Minions: The Rise of Gru
Was I in a suit? No. Did I see this film in 4DX without truly understanding what 4DX is? Absolutely.
Here I am thinking “oh, maybe I’ll get a little water sprayed on me” and “oh, maybe a little wind or fog action.” What I actually received was a two-hour motion ride starting with the trailer to Thor: Love and Thunder. Almost lost a shoe. There wasn’t a seatbelt, but there I was getting thrown up in the air by an armed chair, punched in the back for reasons that did not match the action on the screen, and out of the blue getting blasted with wind from my headrest and leg rest. I took my parents to this - I don’t know if they can even recall the plotline, but it was by far the best movie theater experience of the year for me.
This cinematic masterpiece follows a child-sized 1970s Gru (Steve Carell) in his early quest to become the most fabulous supervillain - by joining the notorious Vicious 6. The Vicious 6 have kicked their former leader, Wild Knuckles (Gru’s favorite), to the curb and are taking evil applicants. Gru is confident as hell. No need for any more Minions - they’re fired. What high-league villain needs a good support system? Unfortunately, it turns out that he got to the interview stage by accident, and the Vicious 6 make fun of him (a 12-year-old with a combover) and tell him his supervillain dream is shit. To get back at them, Gru steals a medallion from the Vicious 6 which leads to a nationwide chase. Wild Knuckles kidnaps Gru to get the medallion, but things go awry when Wild Knuckles realizes Gru doesn’t have it - a Minion named Otto lost it. If the Minions can’t get Wild Knuckles the medallion in just a couple of days, Gru will be killed.

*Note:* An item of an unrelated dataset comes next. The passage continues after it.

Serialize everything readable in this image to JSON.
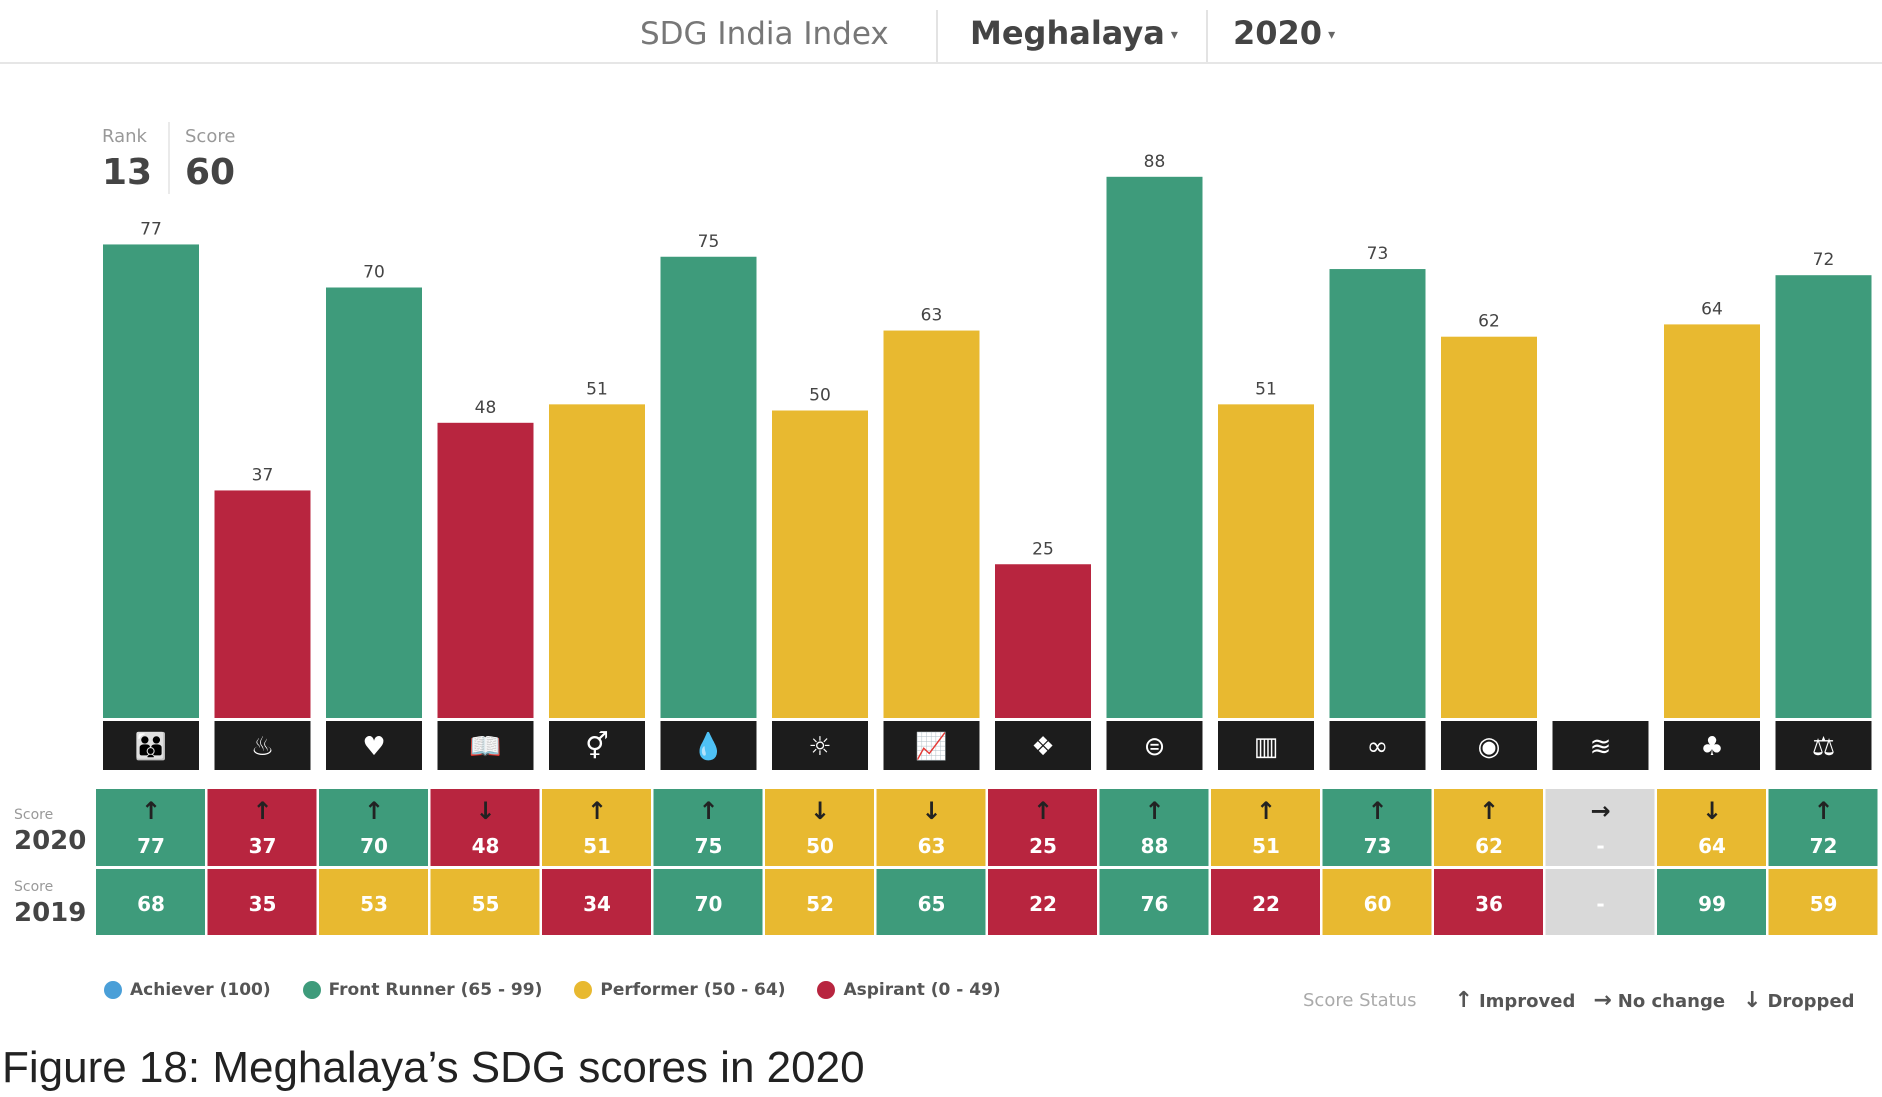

Kevin, Stuart (Capricorn), and Bob make their way to San Francisco to save Gru, getting trained by Master Chow (Michelle Yeoh) along the way. However, Gru strikes up a friendship with Wild Knuckles whose own minions have just abandoned him. The scene where Otto is tricycling across the country combined with the 4DX chair trying to launch me into the next dimension is now a core memory.
At this point, this franchise could run the well dry and I’d still show up to the theater. Something is very striking about this kid who wants to be a great supervillain also having a really big heart - it’s the same theme in every movie but it still hits. It’s hard for any follow-up movie to be as strong as the original Despicable Me, nor do I think this film matches the Pharrell-made and curated soundtracks of the originals. I didn’t necessarily find this script to be as strong either. There were quite a few funny beats (per the genre and style) and things went smoothly, but it’s easy to tell that they’re squeezing everything left out of this franchise. Clearly, the Minions TV show isn’t quite going in the direction of Lilo & Stitch: The Series popularity-wise. The Minion movies are the real cash cow for Universal Pictures.
Ultimately, I wish there was more Michelle Yeoh (I always wish there was more Michelle Yeoh). However, for the curated age range of appeal (The Secret Life of Pets crowd), I think the story offers a great time and a great message. For the actual range of appeal (gen-Z), I think that this is more about the group experience over anything else. It doesn’t matter what a Minion does, we will absolutely capitalistically invest in it.